The result is narrow, but real. aec-bench can now expose engineering tasks as trainable environments, Lab can run hosted RL against them without replacing the verifier, and the resulting samples can come back into the aec-bench ledger for local inspection. In this first adapter check, that produced measurable movement in workflow completion.

It does not mean the adapter has general engineering competence, or that the task family is solved. The eval was only 15 samples, and one task family stayed stubborn: retaining-wall stability remained 0/3 nonzero for both base and adapter. That is useful information, not an embarrassment. Some behaviours may be learnable from the current environment. Others may need better task design, better tools, stronger verifiers, or simply a larger and more varied training slice.

The Larger Point: Benchmark, Train, Inspect

This is why the integration feels important.

The path from real task to trainable environment is becoming short:

aec-bench / Lab coupling
  1. 01 / define aec-bench
    write the task Capture the work, files, prompt, and output contract as a benchmark instance.
  2. 02 / check aec-bench
    write the verifier Turn success into an executable check rather than a prose judgement.
  3. 03 / handoff aec-bench
    export the environment Package the task and verifier as a trainable Verifiers environment. handoff
  4. 04 / train Prime Lab
    train the adapter Run hosted rollouts and training while the task reward stays attached.
  5. 05 / compare Prime Lab
    evaluate the adapter Compare adapter behaviour against the base model on held-out tasks.
  6. 06 / return aec-bench
    inspect the traces Bring samples back into the aec-bench ledger for local diagnosis. handoff
aec-bench owns the task, verifier, environment export, and trace inspection.
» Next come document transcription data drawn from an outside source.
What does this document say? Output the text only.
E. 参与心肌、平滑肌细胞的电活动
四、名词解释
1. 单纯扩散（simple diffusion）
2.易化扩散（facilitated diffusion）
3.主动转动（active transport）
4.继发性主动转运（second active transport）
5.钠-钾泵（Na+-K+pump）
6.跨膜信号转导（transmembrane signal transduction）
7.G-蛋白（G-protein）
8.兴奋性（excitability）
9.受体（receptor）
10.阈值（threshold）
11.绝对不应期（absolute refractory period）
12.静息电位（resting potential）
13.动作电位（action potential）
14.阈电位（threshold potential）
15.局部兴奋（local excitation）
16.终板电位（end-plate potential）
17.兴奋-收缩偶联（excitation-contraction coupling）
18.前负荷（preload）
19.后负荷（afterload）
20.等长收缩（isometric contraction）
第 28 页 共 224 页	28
Lab owns the hosted training and evaluation loop. The useful part is the handoff: the verifier goes out with the environment, and the traces come back for inspection.
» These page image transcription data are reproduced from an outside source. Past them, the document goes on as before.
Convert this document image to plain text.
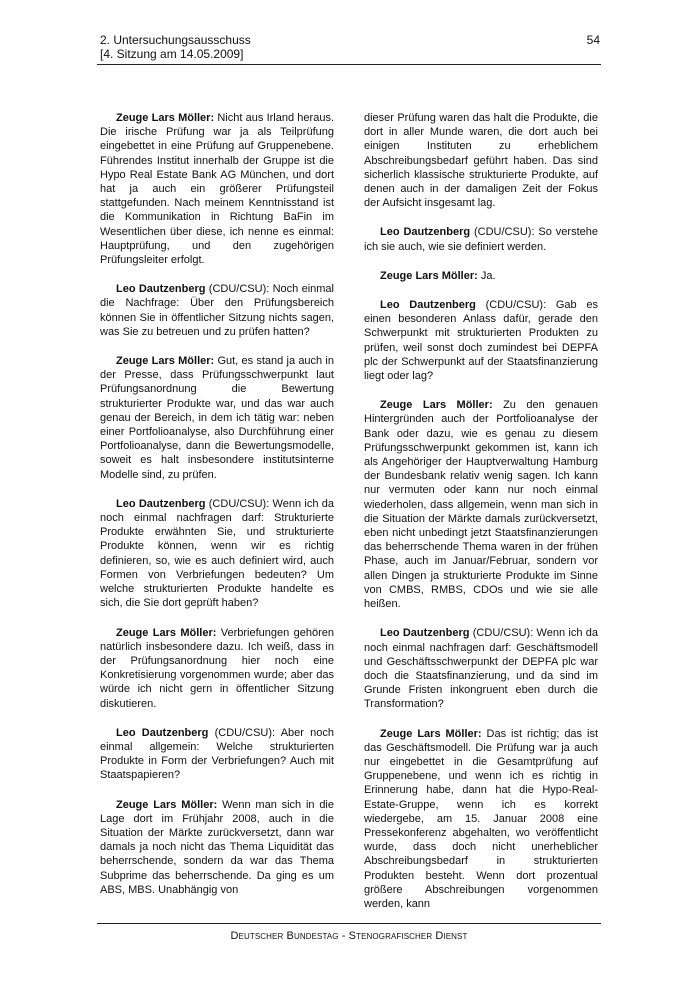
2. Untersuchungsausschuss
[4. Sitzung am 14.05.2009]
54

Zeuge Lars Möller: Nicht aus Irland heraus. Die irische Prüfung war ja als Teilprüfung eingebettet in eine Prüfung auf Gruppenebene. Führendes Institut innerhalb der Gruppe ist die Hypo Real Estate Bank AG München, und dort hat ja auch ein größerer Prüfungsteil stattgefunden. Nach meinem Kenntnisstand ist die Kommunikation in Richtung BaFin im Wesentlichen über diese, ich nenne es einmal: Hauptprüfung, und den zugehörigen Prüfungsleiter erfolgt.

Leo Dautzenberg (CDU/CSU): Noch einmal die Nachfrage: Über den Prüfungsbereich können Sie in öffentlicher Sitzung nichts sagen, was Sie zu betreuen und zu prüfen hatten?

Zeuge Lars Möller: Gut, es stand ja auch in der Presse, dass Prüfungsschwerpunkt laut Prüfungsanordnung die Bewertung strukturierter Produkte war, und das war auch genau der Bereich, in dem ich tätig war: neben einer Portfolioanalyse, also Durchführung einer Portfolioanalyse, dann die Bewertungsmodelle, soweit es halt insbesondere institutsinterne Modelle sind, zu prüfen.

Leo Dautzenberg (CDU/CSU): Wenn ich da noch einmal nachfragen darf: Strukturierte Produkte erwähnten Sie, und strukturierte Produkte können, wenn wir es richtig definieren, so, wie es auch definiert wird, auch Formen von Verbriefungen bedeuten? Um welche strukturierten Produkte handelte es sich, die Sie dort geprüft haben?

Zeuge Lars Möller: Verbriefungen gehören natürlich insbesondere dazu. Ich weiß, dass in der Prüfungsanordnung hier noch eine Konkretisierung vorgenommen wurde; aber das würde ich nicht gern in öffentlicher Sitzung diskutieren.

Leo Dautzenberg (CDU/CSU): Aber noch einmal allgemein: Welche strukturierten Produkte in Form der Verbriefungen? Auch mit Staatspapieren?

Zeuge Lars Möller: Wenn man sich in die Lage dort im Frühjahr 2008, auch in die Situation der Märkte zurückversetzt, dann war damals ja noch nicht das Thema Liquidität das beherrschende, sondern da war das Thema Subprime das beherrschende. Da ging es um ABS, MBS. Unabhängig von

dieser Prüfung waren das halt die Produkte, die dort in aller Munde waren, die dort auch bei einigen Instituten zu erheblichem Abschreibungsbedarf geführt haben. Das sind sicherlich klassische strukturierte Produkte, auf denen auch in der damaligen Zeit der Fokus der Aufsicht insgesamt lag.

Leo Dautzenberg (CDU/CSU): So verstehe ich sie auch, wie sie definiert werden.

Zeuge Lars Möller: Ja.

Leo Dautzenberg (CDU/CSU): Gab es einen besonderen Anlass dafür, gerade den Schwerpunkt mit strukturierten Produkten zu prüfen, weil sonst doch zumindest bei DEPFA plc der Schwerpunkt auf der Staatsfinanzierung liegt oder lag?

Zeuge Lars Möller: Zu den genauen Hintergründen auch der Portfolioanalyse der Bank oder dazu, wie es genau zu diesem Prüfungsschwerpunkt gekommen ist, kann ich als Angehöriger der Hauptverwaltung Hamburg der Bundesbank relativ wenig sagen. Ich kann nur vermuten oder kann nur noch einmal wiederholen, dass allgemein, wenn man sich in die Situation der Märkte damals zurückversetzt, eben nicht unbedingt jetzt Staatsfinanzierungen das beherrschende Thema waren in der frühen Phase, auch im Januar/Februar, sondern vor allen Dingen ja strukturierte Produkte im Sinne von CMBS, RMBS, CDOs und wie sie alle heißen.

Leo Dautzenberg (CDU/CSU): Wenn ich da noch einmal nachfragen darf: Geschäftsmodell und Geschäftsschwerpunkt der DEPFA plc war doch die Staatsfinanzierung, und da sind im Grunde Fristen inkongruent eben durch die Transformation?

Zeuge Lars Möller: Das ist richtig; das ist das Geschäftsmodell. Die Prüfung war ja auch nur eingebettet in die Gesamtprüfung auf Gruppenebene, und wenn ich es richtig in Erinnerung habe, dann hat die Hypo-Real-Estate-Gruppe, wenn ich es korrekt wiedergebe, am 15. Januar 2008 eine Pressekonferenz abgehalten, wo veröffentlicht wurde, dass doch nicht unerheblicher Abschreibungsbedarf in strukturierten Produkten besteht. Wenn dort prozentual größere Abschreibungen vorgenommen werden, kann

Deutscher Bundestag - Stenografischer Dienst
That used to be a research project. With aec-bench and Prime Lab, it starts to look like normal infrastructure.

And that matters because closing the out-of-distribution gap in engineering will not come from one lever. Base models, tools, verifiers, environments, and training pressure all have to feed the same loop. And they all have to be accessible to domain expertise.

We can define real work, measure real failures, train against those failures, and inspect whether the behaviour actually changed.

For aec-bench, that is a real promotion.

It stops being only a test.

It is slowly becoming a lab.

Footnotes

  1. I can’t stress enough how blessed we are to have something like PI’s Lab in our disposal. It opens up a myriad of opportunities otherwise unattainable outside of big labs. Huge kudos to the team!

  2. The task world is the problem space. The instance is one concrete instantiation of part of that space.